Jeśli chodzi o serię FX, to modele 5900, 5900XT, 5900Ultra są jak najbardziej godne polecenenia. Generalizowanie że "cała" seria fx jest do d**y jest błędem. Najlepsze jest to że głównie wypowiadają się osoby które nigdy nie miały styczności z modelami wyżej wymienionymi. Sam miałem FX5900XT w okresie 2004-2005 i wszystkie gierki śmigały z detalami na maxa w rozdzielczości 1024 na 768 AAx2. Jeśli chodzi o problemy z DX 9.0 to tylko pojawiły się w HL2, lecz do momentu kiedy to zainstalowałem patcha
aktywującego efekty DX 9.0. Fpsy nie spadały poniżej 28. Warto wspomnieć o potencjale overclockerskim.

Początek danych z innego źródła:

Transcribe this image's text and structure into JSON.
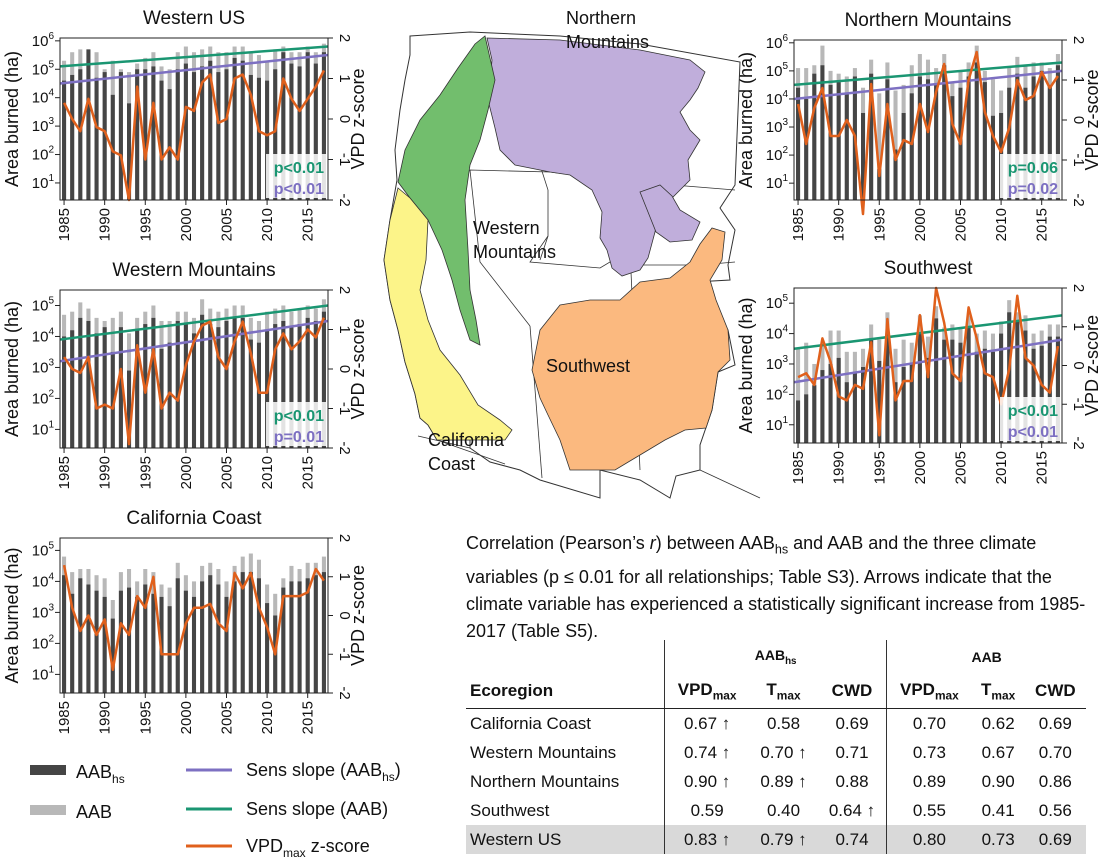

W standardzie FX 5900XT miał pamięci 2.8ns, lecz jak się okazało większość modeli miało 2.5ns a nawet 2.2ns.
Efekt, pamięć taktowana na grubo ponad 900mhz! Edycja biosu (agresywniejsze timmingi) to kolejny "kop" dla tej karty. To tyle jeśli chodzi o ten temat, pewnie i tak nie przekonałem "pacyfikatorów serii Fx", no ale cóż takie life.
Wracając do meritum to za 100zł opłaca się tylko GF TI4200, lepszej karty się nie opłaca kupować bo będzie wyjątkowo spowalniana przez procesor. Pozdrawiam.